The real mechanism of throbbing head motor stimulation is not fully understood, but may involve the neurotransmitter levels of dopamine, serotonin, and nor-epinephrine, in addition, the hormones 2-hydroxy-estradiol, progesterone, and thyroxin, as well as IgG antibodies from distinct food antigens. However, the triggers are well known and they themselves give us a clue.

Certainly there are known direct vasodilator foods such as Monosodium Glutamate (Msg), caffeine, kava based, and ephedra based herbs, and chocolate. Of course Msg is in all of our salted snacks and most of our "prepared" foods in the freezer section. Not surprisingly, many of my throbbing head patients when asked to keep a food diary, find they consumed large amounts of Msg the night before an attack, usually a potato chip, Doritos, or Frito binge. Citrus such as orange juice; wine, particularly the reds; hard aged cheeses; meats cured in nitrates; pickles; peanuts; and mint, to name only a few, are well known culprits.
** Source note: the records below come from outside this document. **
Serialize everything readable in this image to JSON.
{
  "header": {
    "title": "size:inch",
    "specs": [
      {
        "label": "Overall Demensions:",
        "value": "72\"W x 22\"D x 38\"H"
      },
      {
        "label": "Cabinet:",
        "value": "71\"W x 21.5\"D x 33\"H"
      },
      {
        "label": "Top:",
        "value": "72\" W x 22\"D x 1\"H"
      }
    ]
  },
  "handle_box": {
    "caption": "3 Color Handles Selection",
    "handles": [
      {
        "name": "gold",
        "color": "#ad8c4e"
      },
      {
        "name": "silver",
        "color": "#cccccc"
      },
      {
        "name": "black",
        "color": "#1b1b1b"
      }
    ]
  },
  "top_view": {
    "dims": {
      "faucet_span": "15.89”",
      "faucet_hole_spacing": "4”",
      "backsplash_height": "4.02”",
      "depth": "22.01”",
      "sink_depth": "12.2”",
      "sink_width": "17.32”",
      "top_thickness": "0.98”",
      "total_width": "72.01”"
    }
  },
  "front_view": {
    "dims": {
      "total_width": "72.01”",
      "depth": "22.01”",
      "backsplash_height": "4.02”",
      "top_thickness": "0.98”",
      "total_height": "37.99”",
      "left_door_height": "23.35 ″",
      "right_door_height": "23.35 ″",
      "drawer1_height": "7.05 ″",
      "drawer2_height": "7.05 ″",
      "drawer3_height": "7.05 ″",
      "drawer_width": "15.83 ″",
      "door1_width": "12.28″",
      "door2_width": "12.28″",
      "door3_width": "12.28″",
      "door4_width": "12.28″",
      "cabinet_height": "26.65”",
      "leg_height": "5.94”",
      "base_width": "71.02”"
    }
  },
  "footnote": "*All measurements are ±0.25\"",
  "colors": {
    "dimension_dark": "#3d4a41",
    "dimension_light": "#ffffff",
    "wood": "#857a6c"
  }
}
The non-food triggers are classic: too much or not sufficient sleep; the computer screen you're finding at right now; stressful life styles; drugs of all kinds; and lastly, restorative hormones such as progesterone, yeah, your birth operate pills. This is one of the reasons why women are more prone to migraine.

Because headaches are so prevalent, they can become a huge topic in conversation with any doctor. Perhaps one needs to write a book on the branch to produce a concise literary treatment which the lasting ill sufferer can utilize. Or should I say, "Another book". That's right. There have been many, written by doctors and non-doctors alike. Hopefully this narrative will help you select the right one. In the mean time, watch those foods, try some way to lower your stress, don't forget to drink plenty of water, and if you are a true migrainer, or a lasting ill sufferer, you should see your doctor right away and don't forget to check out The National ill Foundation.